Federal Minister of Human Resources and Skills Development Diane Finley greets employees at the MaRs in Toronto on Thursday, 08, 2012.

Credits: Veronica Henri/Toronto Sun/QMI Agency

KRISTY KIRKUP | QMI AGENCY

OTTAWA - The government announced it will review how the Temporary Foreign Work Program operates after it approved permits for a B.C. mining company to hire Chinese miners even though Canadians are supposed to get first dibs on jobs.

Human Resources and Skills Development Canada is already investigating why the work permits were granted to 201 mine workers at HD Mining International Ltd., located west of Grand Prairie, Alta.

"We are not satisfied that sufficient efforts were made to recruit or train Canadians interested in these jobs," HRSDC Minister Diane Finley said.

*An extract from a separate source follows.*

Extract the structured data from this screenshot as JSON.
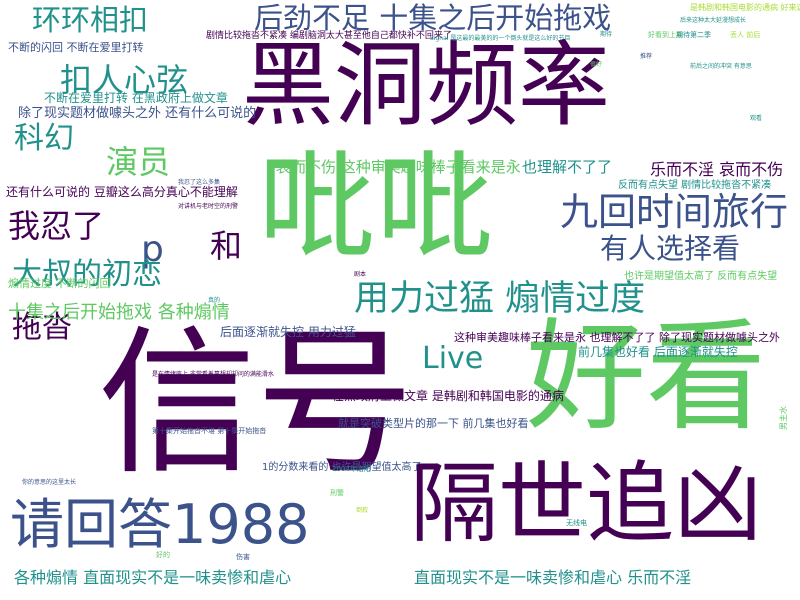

Employers who want to hire temporary foreign workers must apply for a "labour market opinion" from

Service Canada that assesses "the impact the foreign worker would have on Canada's labour market."

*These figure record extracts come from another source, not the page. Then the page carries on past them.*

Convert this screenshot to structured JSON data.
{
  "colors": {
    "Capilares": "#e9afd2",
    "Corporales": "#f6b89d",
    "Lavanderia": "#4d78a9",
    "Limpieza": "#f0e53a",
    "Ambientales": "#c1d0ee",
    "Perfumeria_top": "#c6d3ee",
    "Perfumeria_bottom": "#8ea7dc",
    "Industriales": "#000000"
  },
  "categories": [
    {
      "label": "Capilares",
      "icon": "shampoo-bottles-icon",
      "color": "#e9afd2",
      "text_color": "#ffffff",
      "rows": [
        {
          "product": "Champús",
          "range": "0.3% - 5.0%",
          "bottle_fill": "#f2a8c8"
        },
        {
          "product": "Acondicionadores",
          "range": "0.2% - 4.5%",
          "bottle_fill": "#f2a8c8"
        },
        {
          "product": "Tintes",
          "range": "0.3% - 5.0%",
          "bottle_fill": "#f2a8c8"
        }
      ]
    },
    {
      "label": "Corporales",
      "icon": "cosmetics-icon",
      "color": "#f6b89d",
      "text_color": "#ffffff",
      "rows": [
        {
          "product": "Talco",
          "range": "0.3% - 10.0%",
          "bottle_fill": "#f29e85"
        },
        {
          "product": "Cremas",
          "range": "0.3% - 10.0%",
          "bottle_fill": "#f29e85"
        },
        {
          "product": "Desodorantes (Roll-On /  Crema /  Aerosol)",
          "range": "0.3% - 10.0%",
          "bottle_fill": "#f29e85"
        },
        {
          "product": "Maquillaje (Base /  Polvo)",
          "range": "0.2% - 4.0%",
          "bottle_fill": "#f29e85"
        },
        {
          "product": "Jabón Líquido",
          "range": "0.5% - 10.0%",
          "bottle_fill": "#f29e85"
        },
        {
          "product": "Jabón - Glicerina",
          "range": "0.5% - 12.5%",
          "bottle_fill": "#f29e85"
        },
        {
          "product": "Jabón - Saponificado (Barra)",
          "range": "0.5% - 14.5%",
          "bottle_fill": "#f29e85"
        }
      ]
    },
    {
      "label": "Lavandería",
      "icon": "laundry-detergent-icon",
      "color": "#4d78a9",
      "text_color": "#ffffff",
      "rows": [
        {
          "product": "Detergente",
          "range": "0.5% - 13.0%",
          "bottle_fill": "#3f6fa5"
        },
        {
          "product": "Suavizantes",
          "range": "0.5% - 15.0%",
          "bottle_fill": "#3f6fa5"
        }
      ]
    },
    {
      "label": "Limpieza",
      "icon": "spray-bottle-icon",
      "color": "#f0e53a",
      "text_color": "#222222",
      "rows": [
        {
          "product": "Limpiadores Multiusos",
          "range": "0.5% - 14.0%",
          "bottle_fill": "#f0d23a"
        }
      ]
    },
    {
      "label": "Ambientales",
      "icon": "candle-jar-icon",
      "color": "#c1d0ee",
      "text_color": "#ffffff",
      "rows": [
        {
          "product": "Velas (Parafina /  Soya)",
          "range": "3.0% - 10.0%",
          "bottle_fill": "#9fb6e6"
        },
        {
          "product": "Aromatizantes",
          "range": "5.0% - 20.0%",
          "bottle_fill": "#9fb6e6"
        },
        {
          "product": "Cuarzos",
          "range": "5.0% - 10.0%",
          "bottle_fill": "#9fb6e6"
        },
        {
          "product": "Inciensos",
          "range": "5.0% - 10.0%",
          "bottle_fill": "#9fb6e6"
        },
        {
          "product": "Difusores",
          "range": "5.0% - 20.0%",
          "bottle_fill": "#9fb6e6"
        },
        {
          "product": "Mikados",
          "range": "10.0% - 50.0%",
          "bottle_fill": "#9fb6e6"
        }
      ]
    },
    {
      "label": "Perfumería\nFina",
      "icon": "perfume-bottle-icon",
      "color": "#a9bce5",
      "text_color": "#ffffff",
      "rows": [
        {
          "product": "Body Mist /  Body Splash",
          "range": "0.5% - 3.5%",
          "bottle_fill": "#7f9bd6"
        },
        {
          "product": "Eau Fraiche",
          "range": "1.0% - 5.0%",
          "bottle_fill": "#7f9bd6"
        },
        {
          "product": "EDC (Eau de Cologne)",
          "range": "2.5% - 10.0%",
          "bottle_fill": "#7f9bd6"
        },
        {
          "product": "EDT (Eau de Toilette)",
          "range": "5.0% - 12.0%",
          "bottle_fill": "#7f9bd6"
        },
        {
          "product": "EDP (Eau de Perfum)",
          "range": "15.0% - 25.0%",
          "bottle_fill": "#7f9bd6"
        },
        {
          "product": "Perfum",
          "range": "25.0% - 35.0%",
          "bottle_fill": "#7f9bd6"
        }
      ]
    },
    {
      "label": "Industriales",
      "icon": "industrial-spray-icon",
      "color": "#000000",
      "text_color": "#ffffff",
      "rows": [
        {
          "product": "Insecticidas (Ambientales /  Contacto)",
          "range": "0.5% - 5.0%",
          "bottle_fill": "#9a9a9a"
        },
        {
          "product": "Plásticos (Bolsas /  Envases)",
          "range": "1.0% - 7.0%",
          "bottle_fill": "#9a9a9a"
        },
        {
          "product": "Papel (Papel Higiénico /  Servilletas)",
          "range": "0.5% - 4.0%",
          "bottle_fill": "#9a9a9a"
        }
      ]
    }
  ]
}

"Concerns have come to light, subsequent to these labour market opinions being approved for that particular mine, that Mandarin was listed as a work requirement," Immigration Minister Jason Kenney said in an October interview with QMI Agency. "I understand HRSDC is taking a look at that to see if that was a valid work requirement."

The NDP, however, wants to see an "immediate suspension" of these permits and has demanded a full investigation to see if Canadian workers were given an opportunity to apply for the positions at the B.C. mine.

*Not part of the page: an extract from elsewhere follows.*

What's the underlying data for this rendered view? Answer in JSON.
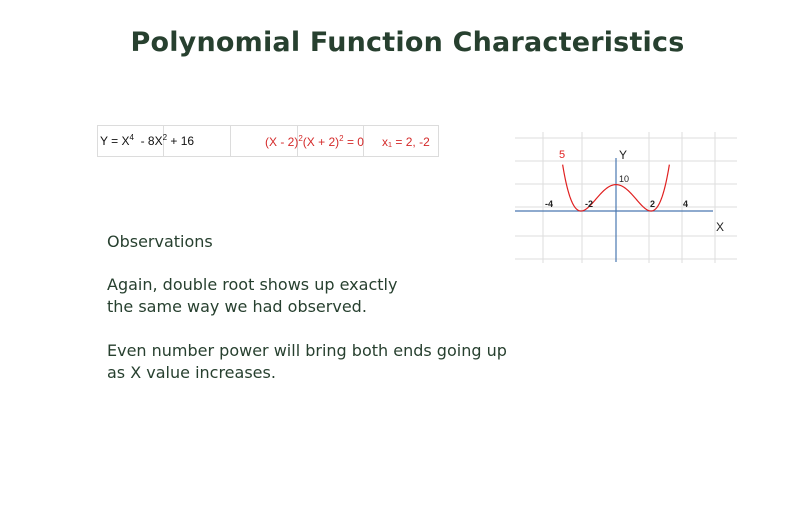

NDP immigration critic Jinny Sims also worries about how Canada's temporary foreign worker system operates overall and says a review is "long overdue."

"Companies used to have to search for six months in Canada before they could go look for overseas workers. And now...it is just six days before being allowed to hire workers from overseas.... The system is being abused," she said.

Sims also criticizes the government for allowing temporary foreign workers to be paid 15% less than other employees.

"They're helping their business friends to bring in cheap labour," Sims said. "That also suppresses the wages for Canadians here."

The Canadian Labour Congress and other unions have also hammered the feds for approving the work permits, saying Canadian workers need long-term employment.

The employment standards arm of the B.C. Ministry of Jobs and Tourism announced on Oct. 19 it would investigate HD Mining.